Ahmadinejad’s presidency was not limited to a power grab by one extremist individual. It reflected a fundamental change in the ruling regime:

– Interrogators, torturers, commanders of terrorist units, and leaders of suppressive factions occupied sensitive government posts.
– The IRGC consolidated itself within the fabric of the regime and the clerical regime was thus militarized.
– The regime’s basis narrowed enormously and the majority of factions were purged.
– With regards to foreign policy, the mullahs adopted an aggressive posture. In reality, this was a declaration of war with the Iranian people and the international community.

In his first week in office as president, Ahmadinejad ended the suspension of uranium enrichment. Six days after getting into the presidential palace, he ordered the breaking of locks at the Natanz facility. Then, he accelerated the regime’s activities to build a nuclear weapon.

Right at the outset, he said, “Human rights is a despicable and tacky debate.” During his tenure, hangings increased four-fold, and at least 150 political prisoners were executed.

In terms of foreign policy, Ahmadinejad repeatedly called for the destruction of Israel and denied the Holocaust, which is an acknowledged historical occurrence. He is also famous for declaring the readiness of his regime to “fill the power vacuum left by the US in Iraq.”

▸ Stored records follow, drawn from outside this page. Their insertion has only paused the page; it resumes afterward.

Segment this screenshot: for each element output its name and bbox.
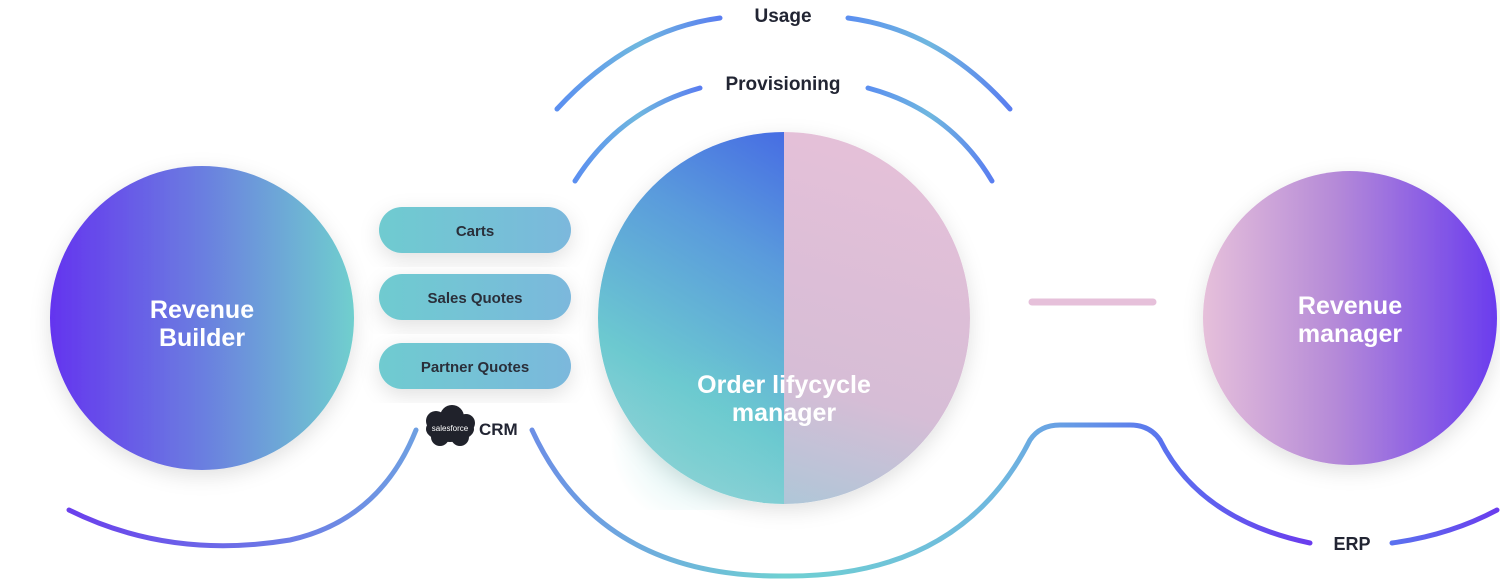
channel-pill-sales-quotes[interactable]: Sales Quotes	[379, 274, 571, 320]
revenue-builder-title-line1: Revenue	[150, 296, 254, 324]
channel-pill-carts[interactable]: Carts	[379, 207, 571, 253]
revenue-manager-title-line2: manager	[1298, 320, 1402, 348]
order-lifecycle-manager-node[interactable]: Order lifycycle manager	[598, 132, 970, 530]
channel-pill-partner-quotes[interactable]: Partner Quotes	[379, 343, 571, 389]
revenue-manager-title-line1: Revenue	[1298, 292, 1402, 320]
ecosystem-diagram: Usage Provisioning ERP Revenue Builder C…	[50, 6, 1500, 579]
channel-pill-label: Carts	[456, 223, 494, 240]
revenue-manager-node[interactable]: Revenue manager	[1203, 171, 1497, 465]
revenue-builder-title-line2: Builder	[159, 324, 245, 352]
provisioning-label: Provisioning	[725, 74, 840, 95]
usage-arc-left	[554, 15, 723, 112]
erp-arc-left	[1157, 437, 1313, 546]
channel-pill-label: Partner Quotes	[421, 359, 529, 376]
salesforce-logo-text: salesforce	[432, 424, 469, 433]
revenue-builder-node[interactable]: Revenue Builder	[50, 166, 354, 470]
crm-label: CRM	[479, 420, 518, 439]
order-manager-title-line2: manager	[732, 399, 836, 427]
usage-label: Usage	[754, 6, 811, 27]
crm-badge: salesforce CRM	[426, 405, 518, 446]
usage-arc-right	[845, 15, 1013, 112]
erp-arc-right	[1389, 507, 1500, 546]
salesforce-cloud-icon: salesforce	[426, 405, 475, 446]
erp-label: ERP	[1333, 534, 1370, 554]
channel-pill-label: Sales Quotes	[427, 290, 522, 307]
order-manager-title-line1: Order lifycycle	[697, 371, 871, 399]
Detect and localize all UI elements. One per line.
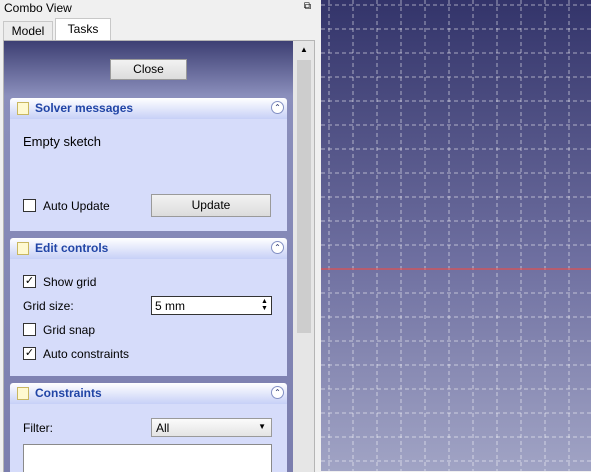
solver-messages-header[interactable]: Solver messages ⌃ xyxy=(10,98,287,119)
panel-icon xyxy=(17,102,29,115)
auto-update-checkbox[interactable] xyxy=(23,199,36,212)
3d-viewport[interactable] xyxy=(321,0,591,471)
filter-value: All xyxy=(156,421,170,435)
scrollbar[interactable]: ▲ xyxy=(295,41,313,472)
filter-label: Filter: xyxy=(23,421,53,435)
chevron-down-icon: ▼ xyxy=(258,422,266,431)
show-grid-label: Show grid xyxy=(43,275,97,289)
float-icon[interactable]: ⧉ xyxy=(302,1,313,12)
spin-arrows-icon[interactable]: ▲ ▼ xyxy=(259,298,270,313)
constraint-list[interactable] xyxy=(23,444,272,472)
solver-messages-box: Solver messages ⌃ Empty sketch Auto Upda… xyxy=(10,98,287,231)
auto-update-label: Auto Update xyxy=(43,199,110,213)
grid-size-value: 5 mm xyxy=(155,299,185,313)
panel-icon xyxy=(17,387,29,400)
collapse-icon[interactable]: ⌃ xyxy=(271,386,284,399)
panel-titlebar: Combo View ⧉ xyxy=(0,0,317,16)
sketch-grid xyxy=(321,0,591,471)
constraints-body: Filter: All ▼ xyxy=(10,404,287,472)
task-panel: Close Solver messages ⌃ Empty sketch Aut… xyxy=(4,41,293,472)
solver-messages-body: Empty sketch Auto Update Update xyxy=(10,119,287,231)
constraints-box: Constraints ⌃ Filter: All ▼ xyxy=(10,383,287,472)
edit-controls-header[interactable]: Edit controls ⌃ xyxy=(10,238,287,259)
tab-model[interactable]: Model xyxy=(3,21,53,41)
collapse-icon[interactable]: ⌃ xyxy=(271,101,284,114)
filter-dropdown[interactable]: All ▼ xyxy=(151,418,272,437)
edit-controls-body: ✓ Show grid Grid size: 5 mm ▲ ▼ Grid sna… xyxy=(10,259,287,376)
scroll-up-icon[interactable]: ▲ xyxy=(295,41,313,58)
show-grid-checkbox[interactable]: ✓ xyxy=(23,275,36,288)
combo-view-panel: Combo View ⧉ Model Tasks Close Solver me… xyxy=(0,0,317,472)
collapse-icon[interactable]: ⌃ xyxy=(271,241,284,254)
task-area: Close Solver messages ⌃ Empty sketch Aut… xyxy=(3,40,315,472)
solver-messages-title: Solver messages xyxy=(35,101,134,115)
solver-message-text: Empty sketch xyxy=(23,134,102,149)
grid-size-spinbox[interactable]: 5 mm ▲ ▼ xyxy=(151,296,272,315)
auto-constraints-checkbox[interactable]: ✓ xyxy=(23,347,36,360)
constraints-title: Constraints xyxy=(35,386,102,400)
constraints-header[interactable]: Constraints ⌃ xyxy=(10,383,287,404)
auto-constraints-label: Auto constraints xyxy=(43,347,130,361)
spin-up-icon[interactable]: ▲ xyxy=(259,298,270,305)
close-button[interactable]: Close xyxy=(110,59,187,80)
spin-down-icon[interactable]: ▼ xyxy=(259,305,270,312)
scroll-thumb[interactable] xyxy=(297,60,311,333)
tab-tasks[interactable]: Tasks xyxy=(55,18,111,40)
panel-title: Combo View xyxy=(4,1,72,15)
edit-controls-box: Edit controls ⌃ ✓ Show grid Grid size: 5… xyxy=(10,238,287,376)
grid-snap-checkbox[interactable] xyxy=(23,323,36,336)
grid-size-label: Grid size: xyxy=(23,299,74,313)
panel-icon xyxy=(17,242,29,255)
grid-snap-label: Grid snap xyxy=(43,323,96,337)
update-button[interactable]: Update xyxy=(151,194,271,217)
edit-controls-title: Edit controls xyxy=(35,241,109,255)
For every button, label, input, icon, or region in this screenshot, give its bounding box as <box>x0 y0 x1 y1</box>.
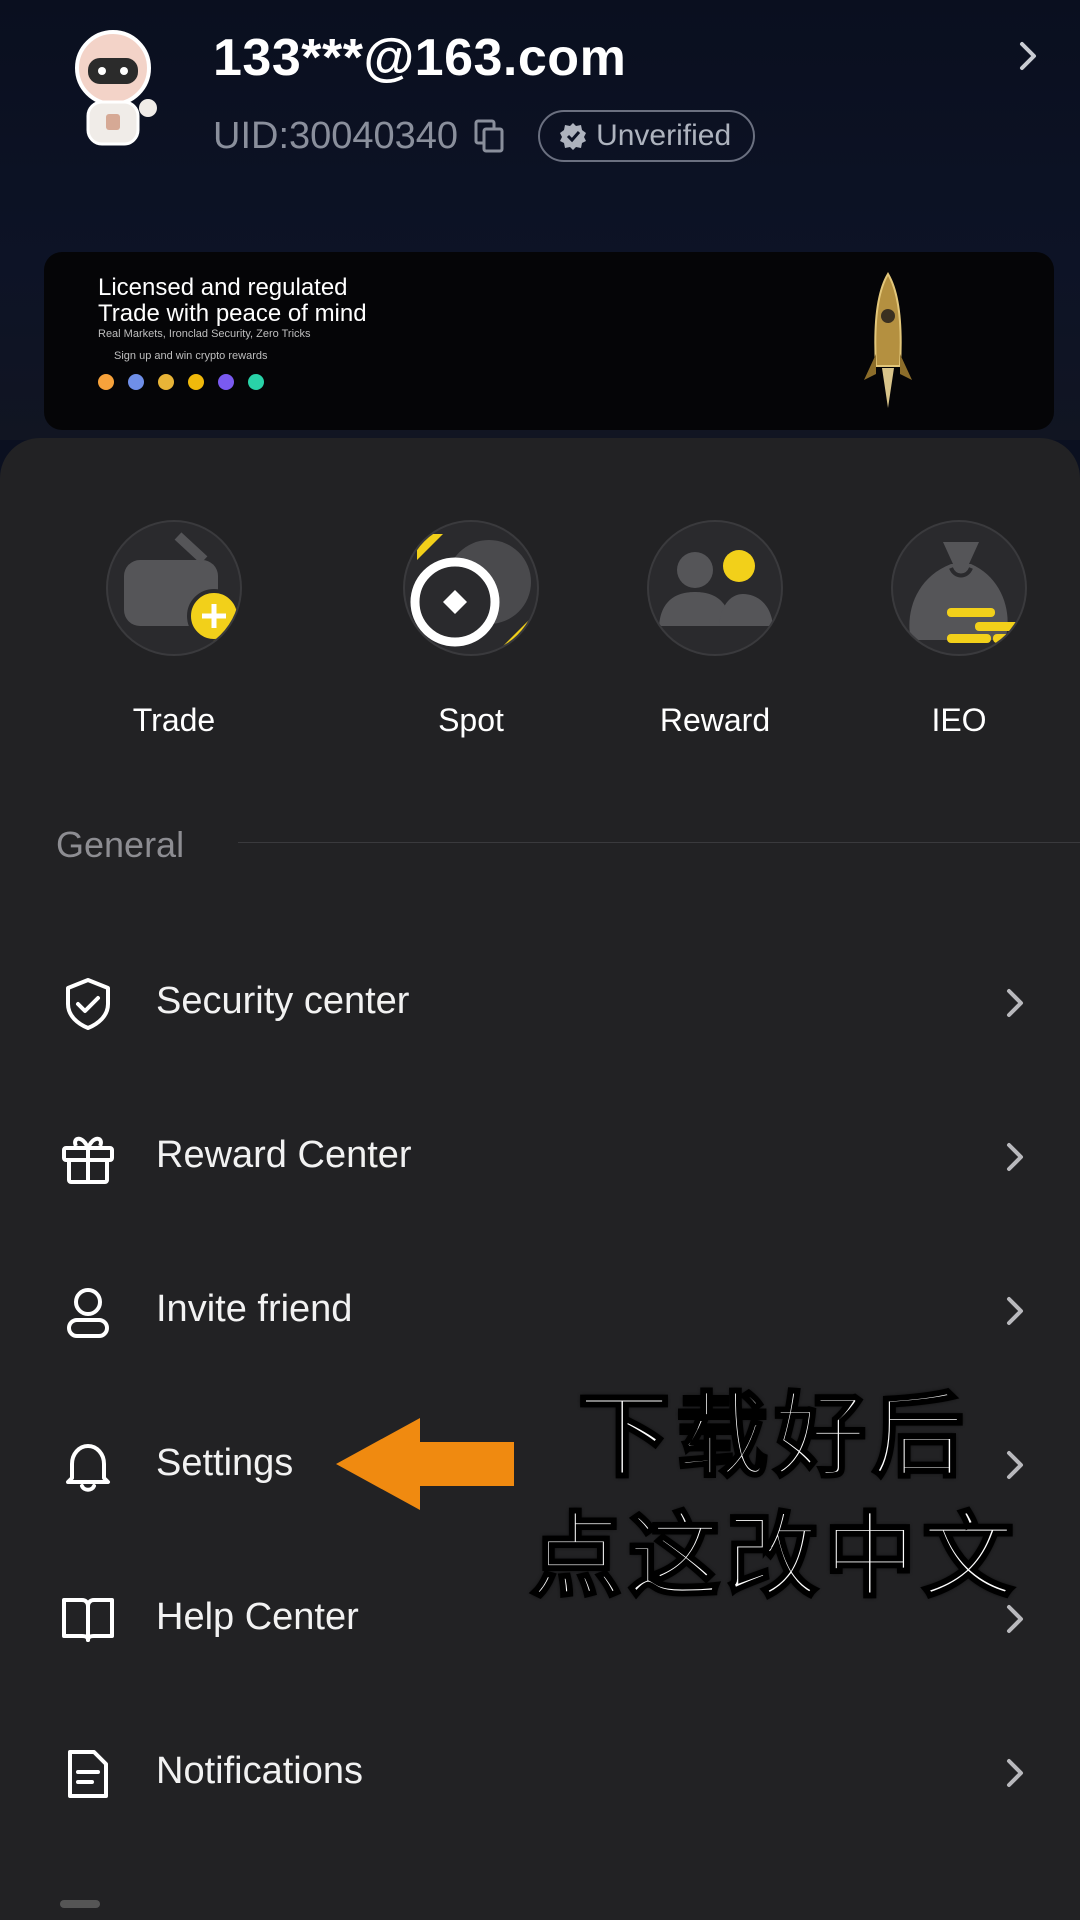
solana-icon <box>248 374 264 390</box>
next-item-peek <box>60 1900 100 1908</box>
wallet-add-icon <box>106 520 242 656</box>
spot-coin-icon <box>403 520 539 656</box>
quick-action-label: Trade <box>132 702 216 738</box>
link-icon <box>218 374 234 390</box>
verification-badge[interactable]: Unverified <box>538 110 756 162</box>
menu-item-invite-friend[interactable]: Invite friend <box>0 1260 1080 1360</box>
banner-coin-icons <box>98 374 264 390</box>
avatar[interactable] <box>58 28 168 156</box>
banner-subheadline: Trade with peace of mind <box>98 300 367 327</box>
shield-check-icon <box>66 978 110 1030</box>
bnb-icon <box>188 374 204 390</box>
chevron-right-icon <box>1007 1297 1023 1325</box>
bitcoin-icon <box>98 374 114 390</box>
account-email: 133***@163.com <box>213 29 627 87</box>
menu-item-label: Reward Center <box>156 1134 412 1176</box>
promo-banner[interactable]: Licensed and regulated Trade with peace … <box>44 252 1054 430</box>
verified-shield-icon <box>560 123 587 150</box>
banner-cta-text: Sign up and win crypto rewards <box>114 350 268 362</box>
quick-action-ieo[interactable]: IEO <box>889 520 1029 739</box>
chevron-right-icon <box>1007 1759 1023 1787</box>
gift-icon <box>62 1136 114 1184</box>
banner-tagline: Real Markets, Ironclad Security, Zero Tr… <box>98 328 311 340</box>
chevron-right-icon <box>1007 1143 1023 1171</box>
menu-item-label: Help Center <box>156 1596 359 1638</box>
banner-headline: Licensed and regulated <box>98 274 348 301</box>
annotation-text-line2: 点这改中文 <box>528 1505 1021 1610</box>
document-icon <box>68 1750 108 1798</box>
quick-action-label: IEO <box>931 702 987 738</box>
section-title-general: General <box>56 824 185 865</box>
menu-item-label: Notifications <box>156 1750 363 1792</box>
chevron-right-icon <box>1007 989 1023 1017</box>
ethereum-icon <box>128 374 144 390</box>
quick-action-trade[interactable]: Trade <box>104 520 244 739</box>
menu-item-label: Security center <box>156 980 410 1022</box>
money-bag-icon <box>891 520 1027 656</box>
menu-item-reward-center[interactable]: Reward Center <box>0 1106 1080 1206</box>
uid-row: UID:30040340 Unverified <box>213 108 756 164</box>
person-icon <box>67 1288 109 1338</box>
menu-item-label: Invite friend <box>156 1288 353 1330</box>
chevron-right-icon <box>1007 1451 1023 1479</box>
copy-icon[interactable] <box>474 119 504 153</box>
quick-action-reward[interactable]: Reward <box>645 520 785 739</box>
quick-action-spot[interactable]: Spot <box>401 520 541 739</box>
annotation-text-line1: 下载好后 <box>576 1385 971 1490</box>
badge-label: Unverified <box>596 119 732 152</box>
menu-item-security-center[interactable]: Security center <box>0 952 1080 1052</box>
quick-action-label: Spot <box>438 702 504 738</box>
uid-text: UID:30040340 <box>213 114 459 157</box>
users-reward-icon <box>647 520 783 656</box>
menu-item-notifications[interactable]: Notifications <box>0 1722 1080 1822</box>
rocket-icon <box>864 272 912 408</box>
quick-action-label: Reward <box>659 702 771 738</box>
section-divider <box>238 842 1080 843</box>
bell-icon <box>66 1444 110 1492</box>
chevron-right-icon[interactable] <box>1010 38 1046 74</box>
coin-icon <box>158 374 174 390</box>
book-icon <box>62 1598 114 1642</box>
profile-header: 133***@163.com UID:30040340 Unverified L… <box>0 0 1080 440</box>
orange-arrow-icon <box>336 1418 514 1510</box>
menu-item-label: Settings <box>156 1442 294 1484</box>
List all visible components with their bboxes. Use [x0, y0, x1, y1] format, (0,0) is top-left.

He also called for the change in leadership of global affairs and “removal of corrupt powers.”

Today, Ahmadinejad has again announced his candidacy for the mullahs’ presidency. If he retains his post, it would suggest that for Khamenei, extremism, warmongering, and the nuclear weapon, are vital to such an extent that they far outweigh the global hatred towards Ahmadinejad.